A female CEO can improve the lot of women in two ways. Firstly they can inspire and prove to the world that women are capable. However, the reality is that aspiring women will look at the few female CEOs and scrutinize their lives. Do I have the same intellect, ambition, personality? Am I willing to work as hard and sacrifice as much? For the majority of women, the answer will be “No”. Secondly, a female CEO can influence the culture at the top and enact policies that will help women reach the top. However, these policies and helping hands can only be extended to women that have already climbed to the middle and are reaching up to the top, and at the moment, there are insufficient numbers of women in that position. We are forever told that the reasons that there are so few CEOs, MPs, establishment figures, is that there are a dearth of applicants. So, in my view the impact of a female CEO is extremely limited.
OK, but surely the stay-at-home-mother is the antithesis of feminism? I say, NO, a stay-at-home mother that parents in a way that promotes gender equality can produce citizens of the next generation that expect equality.
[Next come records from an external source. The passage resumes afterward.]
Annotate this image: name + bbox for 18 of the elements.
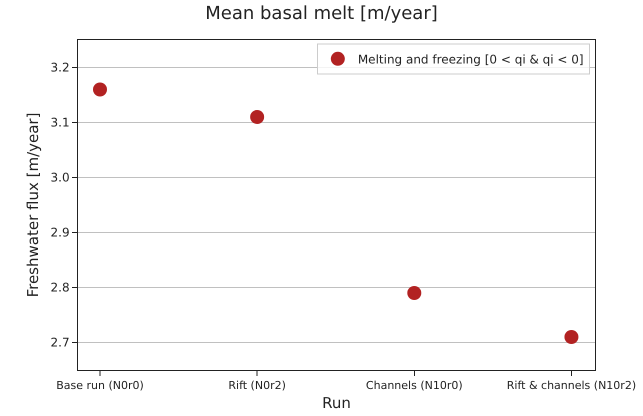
y-tick-label: 2.9 — [50, 226, 70, 240]
point — [564, 330, 578, 344]
y-tick-label: 2.7 — [50, 336, 70, 350]
point — [250, 110, 264, 124]
y-tick-label: 2.8 — [50, 280, 70, 295]
chart-title: Mean basal melt [m/year] — [205, 2, 438, 24]
y-tick-label: 3.2 — [50, 60, 70, 75]
x-tick-label: Rift (N0r2) — [228, 379, 286, 392]
point — [407, 286, 422, 300]
y-axis-title: Freshwater flux [m/year] — [24, 112, 42, 298]
x-axis-title: Run — [322, 394, 351, 412]
y-tick-label: 3.0 — [50, 170, 70, 185]
x-tick-label: Rift & channels (N10r2) — [506, 379, 636, 392]
y-tick-label: 3.1 — [50, 116, 70, 130]
legend-label: Melting and freezing [0 < qi & qi < 0] — [358, 52, 584, 66]
point — [93, 82, 107, 96]
x-tick-label: Base run (N0r0) — [56, 379, 144, 392]
x-tick-label: Channels (N10r0) — [366, 379, 463, 392]
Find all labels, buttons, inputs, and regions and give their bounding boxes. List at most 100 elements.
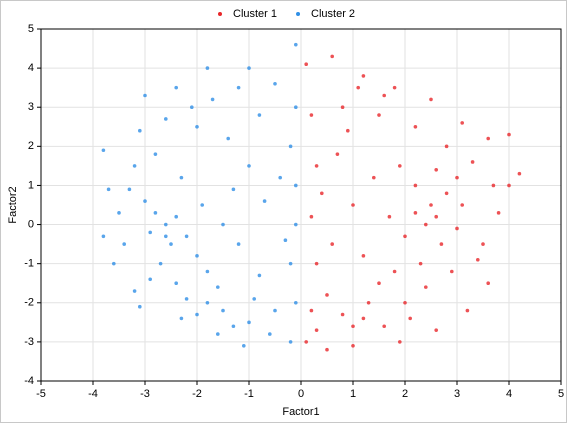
point bbox=[309, 113, 314, 117]
point bbox=[288, 261, 293, 266]
point bbox=[325, 347, 329, 352]
point bbox=[153, 211, 158, 215]
point bbox=[351, 324, 355, 329]
point bbox=[153, 152, 158, 156]
point bbox=[413, 124, 418, 129]
point bbox=[356, 85, 361, 90]
point bbox=[418, 261, 423, 266]
point bbox=[314, 164, 319, 168]
point bbox=[392, 269, 397, 274]
legend-label: Cluster 1 bbox=[233, 8, 277, 20]
point bbox=[174, 85, 178, 90]
y-axis-label: Factor2 bbox=[7, 186, 19, 223]
point bbox=[470, 160, 475, 164]
point bbox=[247, 66, 251, 70]
y-tick-label: -3 bbox=[24, 336, 34, 348]
point bbox=[340, 105, 345, 110]
point bbox=[262, 199, 267, 203]
point bbox=[455, 175, 459, 180]
point bbox=[361, 316, 366, 321]
legend-label: Cluster 2 bbox=[311, 8, 355, 20]
y-tick-label: 2 bbox=[28, 140, 34, 152]
point bbox=[257, 113, 262, 117]
point bbox=[174, 281, 178, 286]
x-tick-label: 0 bbox=[298, 388, 304, 400]
point bbox=[148, 277, 152, 282]
point bbox=[424, 222, 428, 227]
y-tick-label: 3 bbox=[28, 101, 34, 113]
point bbox=[507, 132, 511, 137]
point bbox=[216, 285, 220, 289]
point bbox=[273, 308, 277, 313]
point bbox=[122, 242, 126, 246]
point bbox=[138, 304, 142, 309]
point bbox=[460, 203, 465, 207]
point bbox=[184, 297, 189, 301]
point bbox=[195, 312, 199, 317]
point bbox=[351, 203, 355, 207]
y-tick-label: 0 bbox=[28, 218, 34, 230]
point bbox=[294, 183, 298, 188]
point bbox=[132, 164, 137, 168]
point bbox=[439, 242, 444, 246]
point bbox=[148, 230, 152, 235]
point bbox=[164, 234, 168, 239]
point bbox=[205, 66, 210, 70]
point bbox=[314, 261, 319, 266]
point bbox=[195, 124, 199, 129]
point bbox=[101, 234, 106, 239]
x-tick-label: -1 bbox=[244, 388, 254, 400]
point bbox=[294, 42, 298, 47]
point bbox=[450, 269, 454, 274]
point bbox=[112, 261, 116, 266]
point bbox=[195, 254, 199, 258]
point bbox=[101, 148, 106, 153]
point bbox=[294, 105, 298, 110]
point bbox=[351, 344, 355, 348]
point bbox=[205, 300, 210, 305]
point bbox=[221, 222, 225, 227]
point bbox=[132, 289, 137, 293]
point bbox=[444, 144, 449, 149]
point bbox=[486, 136, 491, 141]
point bbox=[179, 316, 184, 321]
point bbox=[366, 300, 371, 305]
point bbox=[481, 242, 485, 246]
point bbox=[377, 281, 381, 286]
point bbox=[138, 128, 142, 133]
point bbox=[330, 242, 335, 246]
point bbox=[460, 121, 465, 125]
point bbox=[314, 328, 319, 332]
point bbox=[429, 203, 433, 207]
point bbox=[320, 191, 324, 196]
y-tick-label: -1 bbox=[24, 258, 34, 270]
point bbox=[309, 308, 314, 313]
point bbox=[288, 340, 293, 344]
point bbox=[434, 168, 439, 172]
x-tick-label: -2 bbox=[192, 388, 202, 400]
point bbox=[335, 152, 340, 156]
point bbox=[179, 175, 184, 180]
x-axis-label: Factor1 bbox=[282, 406, 319, 418]
point bbox=[242, 344, 246, 348]
y-tick-label: 1 bbox=[28, 179, 34, 191]
point bbox=[361, 74, 366, 78]
point bbox=[216, 332, 220, 336]
y-tick-label: 5 bbox=[28, 23, 34, 35]
point bbox=[377, 113, 381, 117]
point bbox=[491, 183, 496, 188]
y-tick-label: 4 bbox=[28, 62, 34, 74]
point bbox=[247, 164, 251, 168]
x-tick-label: 5 bbox=[558, 388, 564, 400]
point bbox=[382, 324, 387, 329]
point bbox=[294, 222, 298, 227]
y-tick-label: -4 bbox=[24, 375, 34, 387]
point bbox=[382, 93, 387, 98]
x-tick-label: -5 bbox=[36, 388, 46, 400]
point bbox=[169, 242, 173, 246]
point bbox=[164, 222, 168, 227]
point bbox=[392, 85, 397, 90]
point bbox=[413, 183, 418, 188]
point bbox=[330, 54, 335, 59]
point bbox=[158, 261, 163, 266]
Boys that become men that respect women, value women, understand women and believe that men and women are equal partners in work and parenting. Girls that become women that respect men, value men, understand men and believe that men and women are equal partners in work and parenting. A stay-at-home mother that enacts child-centric rather than gender-centric parenting can create a new generation of citizens that can change the socio-political landscape. At present, given the billions of stay-at-home mothers worldwide compared to the handful of CEOs, I would have to conclude that the future of feminism depends on stay-at-home mothers practising child-centric parenting. Unbiased parenting by CEOS, stay-at-home mothers and their partners/ husbands has the ability to give our daughters a true choice of stay-at-home mother, CEO or both.
This is not something we need to lobby for; it’s something we can enact now.